Issue No. 9 - Injuries
Solution: Sign the MAC to a minor league deal
This is really what the Big Ten needs more than anything. A minor leagues. Someone gets hurt? Call up a replacement. Every team in the Conference would get a specific MAC affiliate. Starting center goes down? No problem! Joe from Toledo's been starting all season. Makes more sense than the MAC being an actual conference doesn't it?

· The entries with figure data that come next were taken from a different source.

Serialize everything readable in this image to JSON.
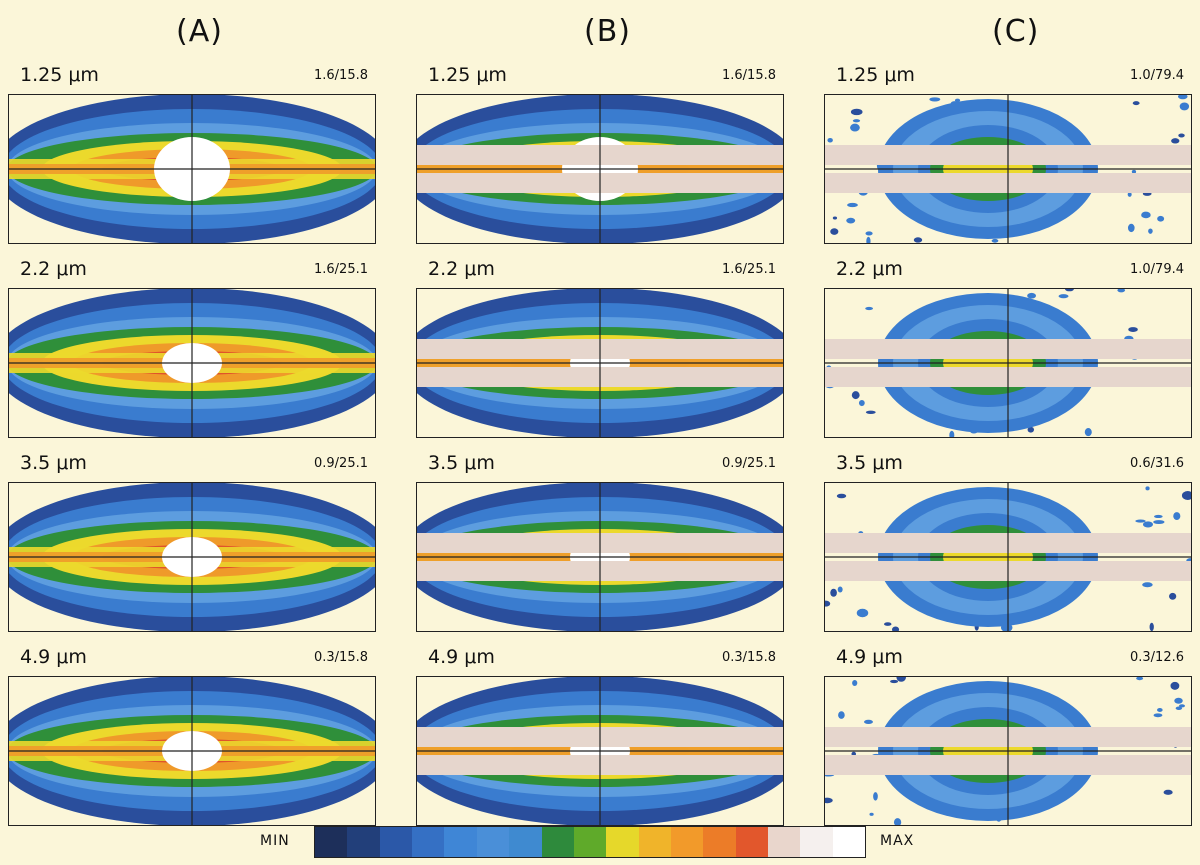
{
  "columns": [
    {
      "id": "A",
      "title": "(A)",
      "masked": false,
      "compact": false,
      "panels": [
        {
          "wavelength": "1.25 μm",
          "range": "1.6/15.8"
        },
        {
          "wavelength": "2.2 μm",
          "range": "1.6/25.1"
        },
        {
          "wavelength": "3.5 μm",
          "range": "0.9/25.1"
        },
        {
          "wavelength": "4.9 μm",
          "range": "0.3/15.8"
        }
      ]
    },
    {
      "id": "B",
      "title": "(B)",
      "masked": true,
      "compact": false,
      "panels": [
        {
          "wavelength": "1.25 μm",
          "range": "1.6/15.8"
        },
        {
          "wavelength": "2.2 μm",
          "range": "1.6/25.1"
        },
        {
          "wavelength": "3.5 μm",
          "range": "0.9/25.1"
        },
        {
          "wavelength": "4.9 μm",
          "range": "0.3/15.8"
        }
      ]
    },
    {
      "id": "C",
      "title": "(C)",
      "masked": true,
      "compact": true,
      "panels": [
        {
          "wavelength": "1.25 μm",
          "range": "1.0/79.4"
        },
        {
          "wavelength": "2.2 μm",
          "range": "1.0/79.4"
        },
        {
          "wavelength": "3.5 μm",
          "range": "0.6/31.6"
        },
        {
          "wavelength": "4.9 μm",
          "range": "0.3/12.6"
        }
      ]
    }
  ],
  "colorbar": {
    "min_label": "MIN",
    "max_label": "MAX",
    "colors": [
      "#1d2f5a",
      "#223f7a",
      "#2b58a8",
      "#3570c4",
      "#3f86d6",
      "#4a8fd8",
      "#3f8ad0",
      "#2e8a3c",
      "#5faa2a",
      "#e6d82a",
      "#f0b42a",
      "#f29a2a",
      "#ec7c28",
      "#e2572c",
      "#e9d6cc",
      "#f5f0ee",
      "#ffffff"
    ]
  },
  "map_colors": {
    "bg": "#fbf6d9",
    "dark_blue": "#2a4e9c",
    "blue": "#3a7ccf",
    "light_blue": "#5d9ddf",
    "green": "#2f8f3a",
    "yellow": "#ecd92c",
    "orange": "#ef9a2a",
    "red": "#e0542a",
    "white": "#ffffff",
    "mask": "#e6d6cd"
  }
}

Issue No. 10 - Fine, Let's Talk About Expansion
Solution: If we have to talk expansion, lets discuss European expansion
Fine, you want to expand? You have to expand? Let's talk Europe then. Specifically beer drinking Europe. Were we to include Germany, Ireland and the Czech Republic with Wisconsin we've got the four largest beer producing/consuming countries in the world in the conference. Hell, we can even throw in Holland or Belgium for good measure. You can't tell me the alumni wouldn't turn out for the Michgan v. Amsterdam hasheesh grudge match every two years (no matter what it'll be an unbalanced schedule). Iowa v. Munich, Ohio State v. MSU (yeah... neither of them would be allowed to travel abroad for dipolmatic reasons), Penn State v. Prague. It'd be spectacular. No more of this East Coast expansion nonsense, let's make it serious!
My money's on Munich in this particular Beerfest.